- Born: 6 March 1995 (age 31) Kristinestad, Finland
- Height: 1.63 m (5 ft 4 in)
- Weight: 65 kg (143 lb; 10 st 3 lb)
- Position: Forward
- Shot: Left
- Played for: St. Cloud State Huskies KJT Kerava Team Oriflame
- National team: Finland
- Playing career: 2011–2019
- Medal record
World Championships
| Bronze medal – third place | 2015 Sweden |  |

= Suvi Ollikainen =

Finnish ice hockey player

Suvi Ollikainen (born 6 March 1995) is a Finnish ice hockey player. She was a member of the bronze medal-winning Finnish national team at the 2015 IIHF Women's World Championship. Ollikainen also represented Finland at the 2016 IIHF Women's World Championship and 2017 Nations Cup, where she won gold with the team.

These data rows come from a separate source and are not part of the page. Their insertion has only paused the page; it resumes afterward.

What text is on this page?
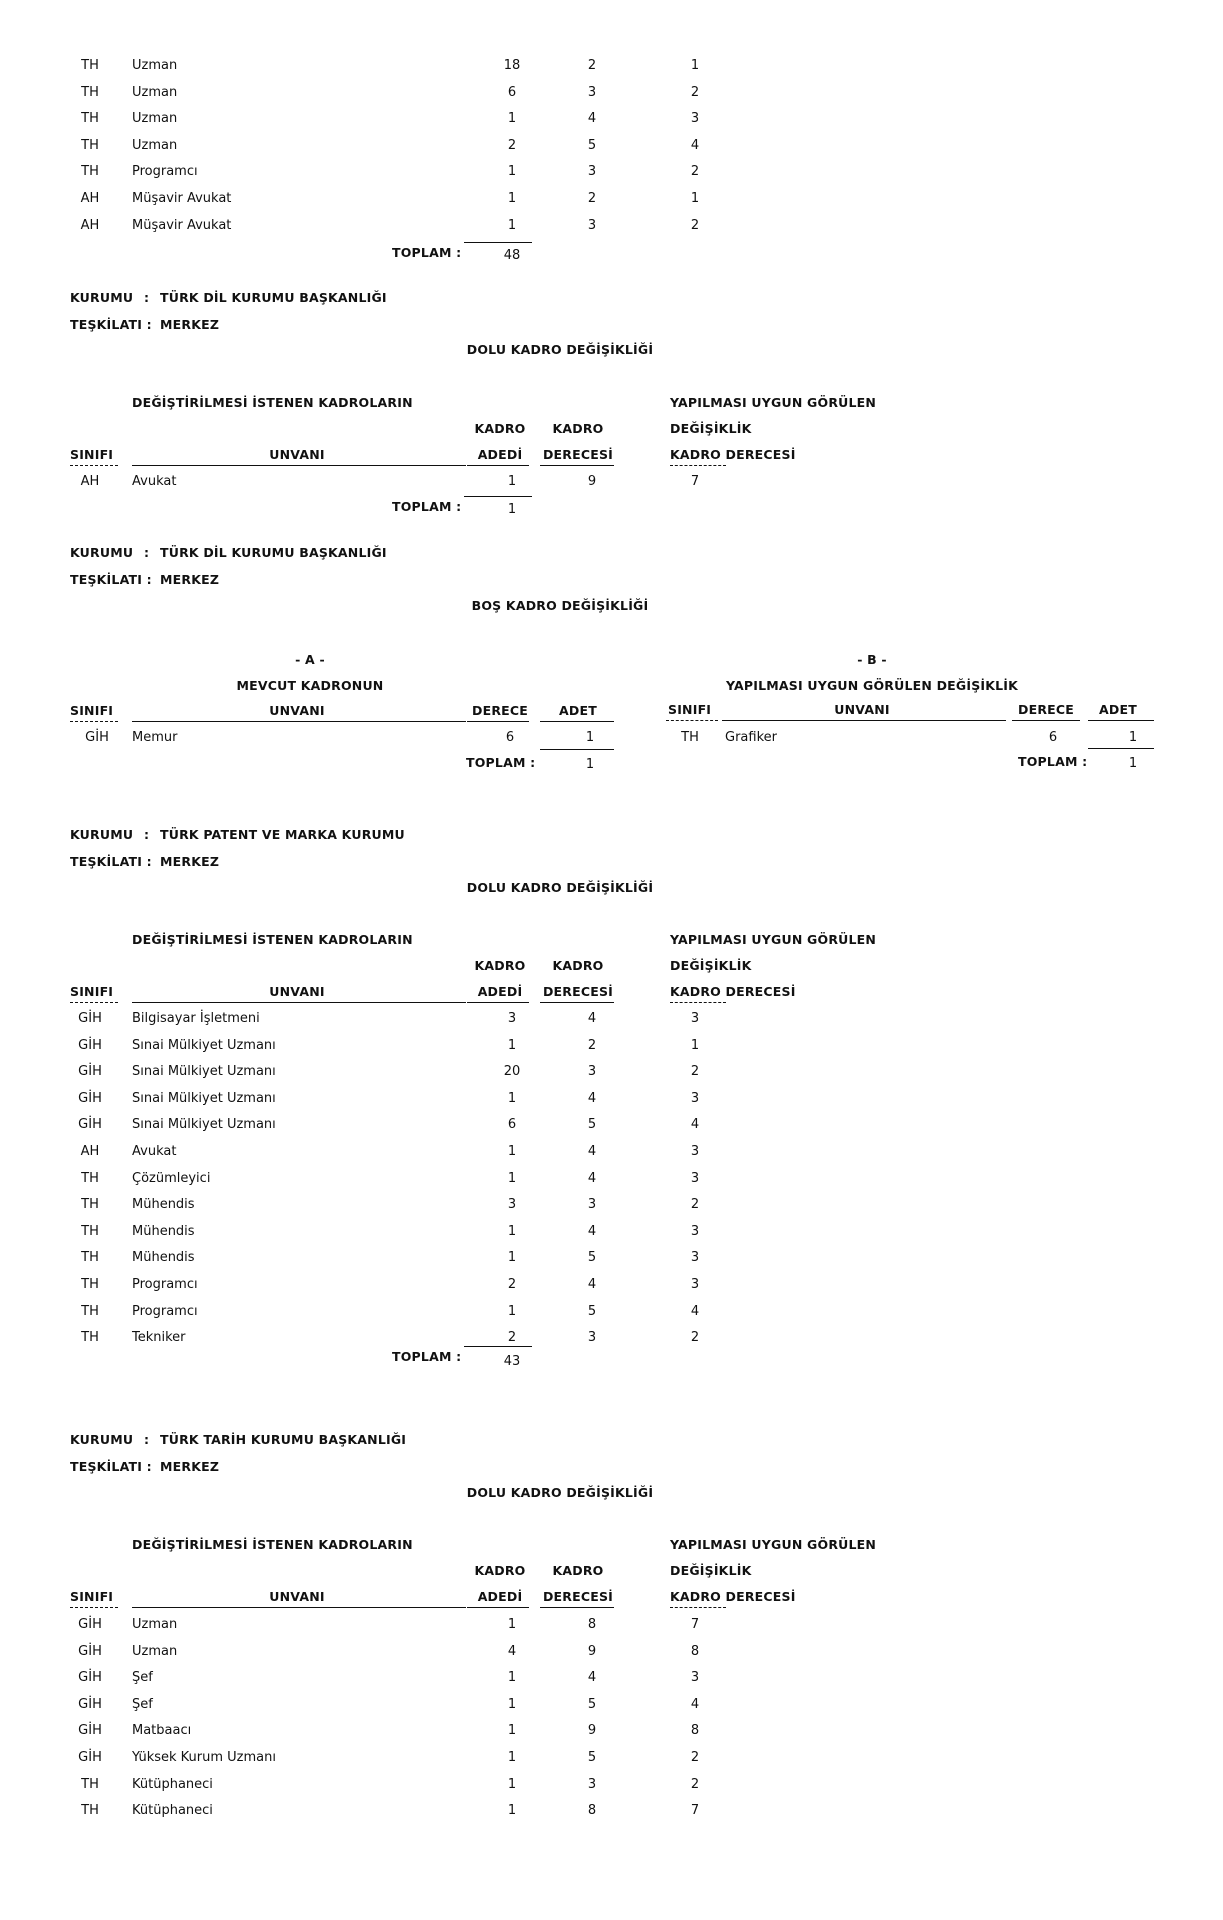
TH	Uzman	18	2	1
TH	Uzman	6	3	2
TH	Uzman	1	4	3
TH	Uzman	2	5	4
TH	Programcı	1	3	2
AH	Müşavir Avukat	1	2	1
AH	Müşavir Avukat	1	3	2
TOPLAM :	48
KURUMU : TÜRK DİL KURUMU BAŞKANLIĞI
TEŞKİLATI : MERKEZ
DOLU KADRO DEĞİŞİKLİĞİ
DEĞİŞTİRİLMESİ İSTENEN KADROLARIN	YAPILMASI UYGUN GÖRÜLEN
KADRO KADRO	DEĞİŞİKLİK
SINIFI	UNVANI	ADEDİ DERECESİ	KADRO DERECESİ
AH	Avukat	1	9	7
TOPLAM :	1
KURUMU : TÜRK DİL KURUMU BAŞKANLIĞI
TEŞKİLATI : MERKEZ
BOŞ KADRO DEĞİŞİKLİĞİ
- A -	- B -
MEVCUT KADRONUN	YAPILMASI UYGUN GÖRÜLEN DEĞİŞİKLİK
SINIFI	UNVANI	DERECE ADET	SINIFI	UNVANI	DERECE ADET
GİH Memur	6	1
TOPLAM :	1
TH Grafiker	6	1
TOPLAM :	1
KURUMU : TÜRK PATENT VE MARKA KURUMU
TEŞKİLATI : MERKEZ
DOLU KADRO DEĞİŞİKLİĞİ
DEĞİŞTİRİLMESİ İSTENEN KADROLARIN	YAPILMASI UYGUN GÖRÜLEN
KADRO KADRO	DEĞİŞİKLİK
SINIFI	UNVANI	ADEDİ DERECESİ	KADRO DERECESİ
GİH Bilgisayar İşletmeni	3	4	3
GİH Sınai Mülkiyet Uzmanı	1	2	1
GİH Sınai Mülkiyet Uzmanı	20	3	2
GİH Sınai Mülkiyet Uzmanı	1	4	3
GİH Sınai Mülkiyet Uzmanı	6	5	4
AH	Avukat	1	4	3
TH	Çözümleyici	1	4	3
TH	Mühendis	3	3	2
TH	Mühendis	1	4	3
TH	Mühendis	1	5	3
TH	Programcı	2	4	3
TH	Programcı	1	5	4
TH	Tekniker	2	3	2
TOPLAM :	43
KURUMU : TÜRK TARİH KURUMU BAŞKANLIĞI
TEŞKİLATI : MERKEZ
DOLU KADRO DEĞİŞİKLİĞİ
DEĞİŞTİRİLMESİ İSTENEN KADROLARIN	YAPILMASI UYGUN GÖRÜLEN
KADRO KADRO	DEĞİŞİKLİK
SINIFI	UNVANI	ADEDİ DERECESİ	KADRO DERECESİ
GİH Uzman	1	8	7
GİH Uzman	4	9	8
GİH Şef	1	4	3
GİH Şef	1	5	4
GİH Matbaacı	1	9	8
GİH Yüksek Kurum Uzmanı	1	5	2
TH	Kütüphaneci	1	3	2
TH	Kütüphaneci	1	8	7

During 2015 to 2019, Ollikainen attended St. Cloud State University in St. Cloud, Minnesota and played NCAA Division I ice hockey with the St. Cloud State Huskies, registering three goals and seven assists in 137 games played with the program. She was named to the WCHA All-Academic Team three times and was twice honored as a WCHA Scholar Athlete.

Ollikainen graduated from St. Cloud State in 2019 with a BSc in environmental science. As of 2020, she is pursuing a Master's degree in environmental engineering at Tampere University and she is not currently active with any nationally competitive ice hockey team.